Die aktuelle Karte des UFZ-Duerremonitors vom 27. Juli 2026 zeigt Sachsen-Anhalt mit ueberwiegend erhoehter Trockenheit. Der Gesamtboden bis 1,80 Meter Tiefe liegt mehrheitlich in den Klassen „moderate Duerre“ (Orange) und „schwere Duerre“ (Rot). Deutliche Feuchtigkeitsdefizite praegendie Bodenverhaeltnisse in weiten Teilen des Bundeslandes, waehrend nur kleinere Areale — besonders im Nordwesten und vereinzelt im Westen — normale bis feuchte Bodenfeuchte aufweisen.

Südosten am stärksten beeinträchtigt
Der Suedosten Sachsen-Anhalts zeigt die ausgepraegtest Duerre. Die Karte visualisiert hier zusammenhaengende Flaechen in Rot (schwere Duerre), stellenweise mit dunkelroten Inseraten (extreme Duerre). Besonders die Region um Dessau-Rosslau und Suedteile weisen diesen verschaerften Status auf. Die Mitte und der Osten folgen mit ueberwiegend Orange (moderate Duerre). Der Westen und besonders der Nordwesten zeigen demgegenüber ein etwas entspannteres Bild mit Hellgelb (ungewoehnlich trocken) und kleineren feuchten Flaechen in Blaugruen.
Niederschläge bleiben minimal
Die bisherigen sieben Tage brachten Sachsen-Anhalt durchschnittlich nur 3,8 Millimeter Niederschlag — deutlich unter dem Normalwert und damit eine Vertiefung der traegen Gesamtboden-Bilanz, die die UFZ-Karte abbildet. Die kommenden drei Tage versprechen keine Erleichterung: null Millimeter Niederschlag sind prognostiziert, bei Hoechsttemperaturen von 36,6 Grad Celsius. Diese Kombination aus Trockenheit und Hitze wird die Bodenfeuchte in den naechsten Wochen weiter beanspruchen, da der Gesamtboden nur traege auf kurzfristige Wettervariationen reagiert.

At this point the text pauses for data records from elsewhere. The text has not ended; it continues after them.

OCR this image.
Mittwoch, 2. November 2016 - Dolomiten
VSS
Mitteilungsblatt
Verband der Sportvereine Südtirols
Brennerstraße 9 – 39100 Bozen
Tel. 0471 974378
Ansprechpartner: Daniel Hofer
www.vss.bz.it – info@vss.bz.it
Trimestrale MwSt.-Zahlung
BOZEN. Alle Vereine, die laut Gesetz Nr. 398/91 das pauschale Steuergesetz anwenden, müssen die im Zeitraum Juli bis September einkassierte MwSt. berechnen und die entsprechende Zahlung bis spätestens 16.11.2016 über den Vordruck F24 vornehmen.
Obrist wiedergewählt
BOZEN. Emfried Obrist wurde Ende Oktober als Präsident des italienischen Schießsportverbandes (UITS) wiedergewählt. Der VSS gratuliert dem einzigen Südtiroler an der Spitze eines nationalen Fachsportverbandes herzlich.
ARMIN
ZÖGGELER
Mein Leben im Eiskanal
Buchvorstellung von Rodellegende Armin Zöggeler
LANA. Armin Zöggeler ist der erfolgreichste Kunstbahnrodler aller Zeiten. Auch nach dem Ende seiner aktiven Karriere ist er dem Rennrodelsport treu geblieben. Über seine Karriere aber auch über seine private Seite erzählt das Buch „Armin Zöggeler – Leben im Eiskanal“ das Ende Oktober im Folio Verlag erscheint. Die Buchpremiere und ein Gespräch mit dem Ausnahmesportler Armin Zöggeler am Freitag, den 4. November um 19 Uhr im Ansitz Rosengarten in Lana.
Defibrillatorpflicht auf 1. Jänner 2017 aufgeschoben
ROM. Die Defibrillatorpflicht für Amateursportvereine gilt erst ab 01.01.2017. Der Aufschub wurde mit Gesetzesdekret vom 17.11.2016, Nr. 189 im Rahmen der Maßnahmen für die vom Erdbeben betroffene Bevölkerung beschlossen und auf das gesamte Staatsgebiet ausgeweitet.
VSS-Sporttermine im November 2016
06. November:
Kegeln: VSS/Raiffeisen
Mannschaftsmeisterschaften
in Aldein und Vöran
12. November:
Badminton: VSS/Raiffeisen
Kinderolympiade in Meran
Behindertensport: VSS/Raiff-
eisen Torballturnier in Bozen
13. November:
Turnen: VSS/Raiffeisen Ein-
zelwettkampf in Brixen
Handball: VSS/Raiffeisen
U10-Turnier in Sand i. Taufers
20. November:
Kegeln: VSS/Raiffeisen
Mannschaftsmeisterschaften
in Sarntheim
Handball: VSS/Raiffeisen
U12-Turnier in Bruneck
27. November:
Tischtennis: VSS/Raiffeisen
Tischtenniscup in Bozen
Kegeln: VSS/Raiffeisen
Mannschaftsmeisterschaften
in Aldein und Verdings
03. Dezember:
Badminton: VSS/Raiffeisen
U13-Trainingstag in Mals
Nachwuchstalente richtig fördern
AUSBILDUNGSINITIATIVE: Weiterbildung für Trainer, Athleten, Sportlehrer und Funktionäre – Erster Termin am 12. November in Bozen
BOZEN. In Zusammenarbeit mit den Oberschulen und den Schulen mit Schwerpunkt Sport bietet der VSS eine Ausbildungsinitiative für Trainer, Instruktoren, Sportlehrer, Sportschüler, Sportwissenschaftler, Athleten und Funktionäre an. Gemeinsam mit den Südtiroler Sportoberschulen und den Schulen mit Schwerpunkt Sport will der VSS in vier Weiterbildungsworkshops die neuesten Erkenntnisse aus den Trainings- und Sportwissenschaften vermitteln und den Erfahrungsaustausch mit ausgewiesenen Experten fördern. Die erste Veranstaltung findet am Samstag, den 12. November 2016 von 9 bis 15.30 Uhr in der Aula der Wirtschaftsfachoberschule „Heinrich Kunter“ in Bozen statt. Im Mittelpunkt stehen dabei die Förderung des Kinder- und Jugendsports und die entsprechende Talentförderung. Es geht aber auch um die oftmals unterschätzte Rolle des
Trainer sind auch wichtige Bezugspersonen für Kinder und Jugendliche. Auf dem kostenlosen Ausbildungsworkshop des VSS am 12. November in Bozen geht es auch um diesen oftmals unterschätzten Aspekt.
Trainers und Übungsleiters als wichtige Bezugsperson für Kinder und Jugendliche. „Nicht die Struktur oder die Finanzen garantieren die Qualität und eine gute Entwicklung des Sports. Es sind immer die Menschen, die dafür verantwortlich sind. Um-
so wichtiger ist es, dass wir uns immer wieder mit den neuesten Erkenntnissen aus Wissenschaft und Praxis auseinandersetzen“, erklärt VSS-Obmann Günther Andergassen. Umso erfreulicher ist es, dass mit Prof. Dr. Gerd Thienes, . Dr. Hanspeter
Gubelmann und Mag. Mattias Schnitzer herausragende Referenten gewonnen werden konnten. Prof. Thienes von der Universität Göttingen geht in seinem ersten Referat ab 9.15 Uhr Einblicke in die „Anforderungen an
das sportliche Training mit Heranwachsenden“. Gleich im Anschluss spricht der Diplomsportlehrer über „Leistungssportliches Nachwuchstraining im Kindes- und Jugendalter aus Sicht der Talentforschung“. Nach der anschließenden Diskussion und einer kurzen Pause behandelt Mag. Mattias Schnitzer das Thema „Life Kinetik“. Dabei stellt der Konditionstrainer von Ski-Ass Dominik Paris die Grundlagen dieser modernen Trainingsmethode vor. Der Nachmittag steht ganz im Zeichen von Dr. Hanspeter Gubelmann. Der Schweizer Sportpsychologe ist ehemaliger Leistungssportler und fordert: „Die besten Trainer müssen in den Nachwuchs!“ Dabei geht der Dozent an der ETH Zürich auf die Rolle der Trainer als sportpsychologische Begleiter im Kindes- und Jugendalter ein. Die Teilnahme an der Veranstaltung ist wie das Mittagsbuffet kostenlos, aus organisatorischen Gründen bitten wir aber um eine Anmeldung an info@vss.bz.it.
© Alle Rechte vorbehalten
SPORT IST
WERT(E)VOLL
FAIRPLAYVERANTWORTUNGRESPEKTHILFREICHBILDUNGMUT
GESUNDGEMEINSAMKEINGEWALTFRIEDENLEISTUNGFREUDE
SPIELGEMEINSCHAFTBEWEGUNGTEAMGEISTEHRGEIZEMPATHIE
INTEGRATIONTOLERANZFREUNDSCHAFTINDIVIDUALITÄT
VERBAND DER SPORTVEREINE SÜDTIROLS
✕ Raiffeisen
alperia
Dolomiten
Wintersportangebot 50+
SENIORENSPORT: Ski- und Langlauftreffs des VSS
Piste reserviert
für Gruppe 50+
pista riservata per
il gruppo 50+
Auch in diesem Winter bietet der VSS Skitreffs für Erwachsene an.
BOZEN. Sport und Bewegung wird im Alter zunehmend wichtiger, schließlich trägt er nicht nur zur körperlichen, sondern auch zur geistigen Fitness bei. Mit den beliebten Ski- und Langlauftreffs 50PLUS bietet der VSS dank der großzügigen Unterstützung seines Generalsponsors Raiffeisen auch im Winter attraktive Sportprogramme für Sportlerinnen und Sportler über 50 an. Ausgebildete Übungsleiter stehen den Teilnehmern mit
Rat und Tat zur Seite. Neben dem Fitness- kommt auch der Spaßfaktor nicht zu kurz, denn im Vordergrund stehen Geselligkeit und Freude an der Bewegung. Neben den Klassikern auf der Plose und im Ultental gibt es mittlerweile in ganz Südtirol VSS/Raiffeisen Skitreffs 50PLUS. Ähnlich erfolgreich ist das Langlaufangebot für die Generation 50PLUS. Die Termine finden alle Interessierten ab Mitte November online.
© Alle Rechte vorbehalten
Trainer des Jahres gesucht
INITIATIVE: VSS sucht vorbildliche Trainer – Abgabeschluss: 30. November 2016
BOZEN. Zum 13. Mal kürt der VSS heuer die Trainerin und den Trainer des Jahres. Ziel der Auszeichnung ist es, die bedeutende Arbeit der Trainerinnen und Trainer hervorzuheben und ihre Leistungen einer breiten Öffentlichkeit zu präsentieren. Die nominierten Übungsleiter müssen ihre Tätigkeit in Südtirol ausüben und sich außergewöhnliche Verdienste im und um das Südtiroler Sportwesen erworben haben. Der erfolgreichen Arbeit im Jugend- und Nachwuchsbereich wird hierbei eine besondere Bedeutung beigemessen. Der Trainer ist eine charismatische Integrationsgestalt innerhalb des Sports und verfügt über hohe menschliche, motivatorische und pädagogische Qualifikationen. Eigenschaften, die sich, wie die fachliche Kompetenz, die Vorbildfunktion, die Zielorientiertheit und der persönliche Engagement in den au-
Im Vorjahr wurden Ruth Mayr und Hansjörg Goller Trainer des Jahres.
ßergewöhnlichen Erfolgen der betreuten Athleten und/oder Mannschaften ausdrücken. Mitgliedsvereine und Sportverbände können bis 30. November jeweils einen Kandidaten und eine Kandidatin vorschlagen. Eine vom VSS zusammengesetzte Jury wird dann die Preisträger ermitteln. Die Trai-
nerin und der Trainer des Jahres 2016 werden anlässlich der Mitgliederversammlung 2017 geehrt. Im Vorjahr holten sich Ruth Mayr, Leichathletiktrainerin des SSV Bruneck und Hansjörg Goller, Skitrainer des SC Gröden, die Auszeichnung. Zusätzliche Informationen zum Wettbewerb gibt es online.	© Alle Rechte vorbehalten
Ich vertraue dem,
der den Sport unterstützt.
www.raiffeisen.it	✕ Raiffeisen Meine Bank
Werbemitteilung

Auswirkungen auf Landwirtschaft und Wasserhaltung
Die Bodenfeuchte-Situation erfordert erhoehte Aufmerksamkeit in der Landwirtschaft, insbesondere im suedostlichen Raum. Kulturen mit hohem Wasserbedarf und Zweitkulturen koennen unter dem Feuchtedefizit leiden. Waeldter zeigen in Rotflaechen deutliche Trockenheitsstress-Signale. Fuer die Wasserversorgung bleibt die Situation angespannt: Die traege Reaktion des Gesamtbodens bedeutet, dass selbst bei kommenden Regenfaellen eine Erholung der tieferen Bodenschichten wochen bis monate dauert. Grundwasserneibilungen bleiben beeintraechtigt.
Die Daten stammen vom UFZ-Duerremonitor (Helmholtz-Zentrum fuer Umweltforschung), der woechentlich aktualisiert wird und ein 14-Tage-gleitendes Mittel darstellt.
Den aktuellen Wetterbericht fuer Sachsen-Anhalt finden Sie hier.